3. POS analysis:  based on cooperative data-driven learning through pair and group-work. In this phase, students were initially asked to POS tag the descriptive texts collected from wikimapia using CLAWS. Then they had to notice and collect tags related to verb forms and categorize them as follows: a. location verbs that explain position (it is located– it is surrounded); give suggestion of movement (the road leads up to…); give suggestion of action (the statue stands; the city covers); b. verbs that give info about time. (It was built in…). Eventually, students were invited to notice the collocation of past participle/ –ing form in the sentence and compare results;

4. Production: students were engaged in writing their own tags in wikimapia on the places where they live. In this phase, students collaborated in groups to carry out the activity;

5. Comparison and evaluation:  data collected from the same 3 tests administered in the pre- and post-experimentation stages were compared and treated as evidence of both language proficiency and of grammar competence in the use of location verbs.  Semi-structured interviews on the learning experience, which were run at the end of the experimentation, were also evaluated.
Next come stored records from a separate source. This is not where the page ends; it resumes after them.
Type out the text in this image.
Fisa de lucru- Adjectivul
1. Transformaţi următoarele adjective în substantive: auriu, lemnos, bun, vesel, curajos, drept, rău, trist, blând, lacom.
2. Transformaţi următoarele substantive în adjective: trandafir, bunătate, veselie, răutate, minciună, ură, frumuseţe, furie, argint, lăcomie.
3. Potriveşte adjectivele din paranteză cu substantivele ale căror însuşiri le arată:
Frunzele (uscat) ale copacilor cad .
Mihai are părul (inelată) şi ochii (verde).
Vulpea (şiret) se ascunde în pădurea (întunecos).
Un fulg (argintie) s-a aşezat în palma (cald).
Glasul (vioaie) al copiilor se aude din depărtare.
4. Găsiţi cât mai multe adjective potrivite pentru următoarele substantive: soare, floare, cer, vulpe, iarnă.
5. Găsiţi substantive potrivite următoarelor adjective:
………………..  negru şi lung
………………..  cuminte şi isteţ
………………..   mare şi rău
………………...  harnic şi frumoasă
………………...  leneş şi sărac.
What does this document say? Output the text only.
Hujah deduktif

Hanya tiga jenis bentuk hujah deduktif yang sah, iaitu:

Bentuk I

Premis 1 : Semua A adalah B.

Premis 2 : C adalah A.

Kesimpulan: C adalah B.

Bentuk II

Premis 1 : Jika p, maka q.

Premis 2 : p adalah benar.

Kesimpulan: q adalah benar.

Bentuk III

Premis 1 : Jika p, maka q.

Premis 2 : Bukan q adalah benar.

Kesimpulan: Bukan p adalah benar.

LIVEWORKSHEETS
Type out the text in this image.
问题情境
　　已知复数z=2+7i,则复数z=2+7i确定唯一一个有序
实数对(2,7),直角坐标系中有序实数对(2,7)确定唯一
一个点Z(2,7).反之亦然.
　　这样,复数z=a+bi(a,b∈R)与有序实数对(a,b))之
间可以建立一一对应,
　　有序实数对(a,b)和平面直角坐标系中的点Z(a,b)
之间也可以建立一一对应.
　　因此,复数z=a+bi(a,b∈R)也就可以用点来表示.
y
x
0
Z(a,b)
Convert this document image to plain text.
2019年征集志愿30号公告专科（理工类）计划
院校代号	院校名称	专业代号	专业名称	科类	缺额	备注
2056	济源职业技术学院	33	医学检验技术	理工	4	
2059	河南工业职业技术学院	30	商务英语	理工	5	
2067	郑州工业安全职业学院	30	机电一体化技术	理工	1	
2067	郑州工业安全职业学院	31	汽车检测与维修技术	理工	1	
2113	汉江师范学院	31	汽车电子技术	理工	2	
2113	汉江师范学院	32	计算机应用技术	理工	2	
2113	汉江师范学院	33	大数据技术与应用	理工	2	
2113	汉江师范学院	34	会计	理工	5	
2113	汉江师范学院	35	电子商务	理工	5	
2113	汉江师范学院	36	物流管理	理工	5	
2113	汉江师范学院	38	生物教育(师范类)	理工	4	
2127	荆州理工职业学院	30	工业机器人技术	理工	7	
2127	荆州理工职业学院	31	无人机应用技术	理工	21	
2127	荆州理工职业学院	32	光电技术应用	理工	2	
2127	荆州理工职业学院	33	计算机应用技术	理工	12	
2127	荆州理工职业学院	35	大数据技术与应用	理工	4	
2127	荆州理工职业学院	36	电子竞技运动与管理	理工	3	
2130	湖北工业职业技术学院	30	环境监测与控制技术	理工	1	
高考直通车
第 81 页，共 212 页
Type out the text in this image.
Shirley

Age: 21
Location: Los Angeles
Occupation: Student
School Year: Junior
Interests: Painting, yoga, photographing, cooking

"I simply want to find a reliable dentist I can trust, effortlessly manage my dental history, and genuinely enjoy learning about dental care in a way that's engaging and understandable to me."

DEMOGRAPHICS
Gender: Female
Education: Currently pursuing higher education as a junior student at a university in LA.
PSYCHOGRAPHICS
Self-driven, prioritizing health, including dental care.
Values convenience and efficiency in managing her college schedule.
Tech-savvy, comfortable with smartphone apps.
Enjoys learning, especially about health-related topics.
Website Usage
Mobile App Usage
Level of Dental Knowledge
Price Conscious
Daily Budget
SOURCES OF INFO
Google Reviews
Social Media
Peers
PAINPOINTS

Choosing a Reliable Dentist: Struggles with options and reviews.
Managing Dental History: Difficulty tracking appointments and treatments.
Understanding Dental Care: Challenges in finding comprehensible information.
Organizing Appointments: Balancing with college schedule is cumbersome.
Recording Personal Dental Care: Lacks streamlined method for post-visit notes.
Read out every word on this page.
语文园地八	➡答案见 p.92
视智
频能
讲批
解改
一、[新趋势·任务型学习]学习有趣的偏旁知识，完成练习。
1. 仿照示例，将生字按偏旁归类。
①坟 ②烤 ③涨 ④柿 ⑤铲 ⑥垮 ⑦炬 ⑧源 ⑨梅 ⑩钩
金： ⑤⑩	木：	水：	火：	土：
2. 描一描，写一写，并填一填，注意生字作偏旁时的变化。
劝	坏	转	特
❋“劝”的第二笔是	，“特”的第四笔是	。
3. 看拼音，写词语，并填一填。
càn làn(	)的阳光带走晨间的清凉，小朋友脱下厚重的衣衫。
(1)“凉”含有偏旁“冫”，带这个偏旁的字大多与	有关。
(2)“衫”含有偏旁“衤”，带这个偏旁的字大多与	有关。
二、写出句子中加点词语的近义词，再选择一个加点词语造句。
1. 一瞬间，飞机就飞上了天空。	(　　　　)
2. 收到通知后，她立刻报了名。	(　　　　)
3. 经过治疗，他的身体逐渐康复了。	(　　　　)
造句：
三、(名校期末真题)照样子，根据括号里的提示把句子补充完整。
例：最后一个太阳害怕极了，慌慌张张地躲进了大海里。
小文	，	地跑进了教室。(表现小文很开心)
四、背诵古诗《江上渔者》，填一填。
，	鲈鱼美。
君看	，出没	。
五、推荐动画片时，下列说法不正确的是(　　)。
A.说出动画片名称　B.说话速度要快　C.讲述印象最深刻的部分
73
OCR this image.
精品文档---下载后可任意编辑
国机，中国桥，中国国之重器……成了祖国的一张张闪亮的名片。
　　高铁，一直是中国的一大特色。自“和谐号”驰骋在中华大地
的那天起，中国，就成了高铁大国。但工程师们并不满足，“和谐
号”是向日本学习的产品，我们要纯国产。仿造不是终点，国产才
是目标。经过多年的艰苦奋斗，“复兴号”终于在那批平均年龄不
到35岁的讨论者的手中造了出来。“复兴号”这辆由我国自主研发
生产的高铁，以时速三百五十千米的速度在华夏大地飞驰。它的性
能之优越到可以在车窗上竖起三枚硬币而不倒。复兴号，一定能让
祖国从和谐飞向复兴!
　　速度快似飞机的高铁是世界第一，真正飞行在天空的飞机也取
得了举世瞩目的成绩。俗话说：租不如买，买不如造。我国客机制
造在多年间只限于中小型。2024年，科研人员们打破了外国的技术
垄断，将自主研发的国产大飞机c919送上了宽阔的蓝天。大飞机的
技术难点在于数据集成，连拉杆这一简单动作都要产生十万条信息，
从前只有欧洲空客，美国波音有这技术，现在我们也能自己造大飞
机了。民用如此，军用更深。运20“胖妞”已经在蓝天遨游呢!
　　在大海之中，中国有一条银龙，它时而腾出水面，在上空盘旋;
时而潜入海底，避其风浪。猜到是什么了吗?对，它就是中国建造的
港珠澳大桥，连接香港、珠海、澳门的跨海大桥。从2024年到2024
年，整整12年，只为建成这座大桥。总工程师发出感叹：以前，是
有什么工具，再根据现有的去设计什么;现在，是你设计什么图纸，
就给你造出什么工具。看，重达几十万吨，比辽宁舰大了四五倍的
Findings                                                                                                                                              Comparative findings of pre- and post-tests showed an improvement of learners’ language proficiency level (87.5%). This outcome was the direct result of their involvement in a deep analysis of the tagging process and semantic associations. Significant results from the interview showed that learners perceived the benefits of working with web 2.0 and POS tagging in terms of becoming active discoverers of language worlds in their own minds, while enjoying learning.

Conclusion                                                                                                                                             Classroom experimentation with web tools can be conducted in simple, but effective ways to motivate learner-centered discovery learning. The wealth of web resources available can be exploited for a number of pedagogical purposes in the ESL classroom. In the present case, a mix of recreational folksonomy and language taxonomy offered students the opportunity to observe and discover two categorization processes that deal with key aspects of the semantic and grammatical organization of language and of web resources. Guiding learners to perform simple web and POS tagging through data-driven learning activities supports bimodal processing, stimulating analytical and holistic cognitive skills. These lifelong skills are important to pursue further language awareness, and also to gain a deeper understanding of the new perspectives of web 3.0 and its semantic processes. 


[1] Flickr is an online photo sharing managing system:

Delicious is a social bookmarking service

[2] Wikimapia is a web 2.0 collaborative digital environment that combines google maps with a wiki system. It works as an online editable map allowing everyone to add information to any location on the globe.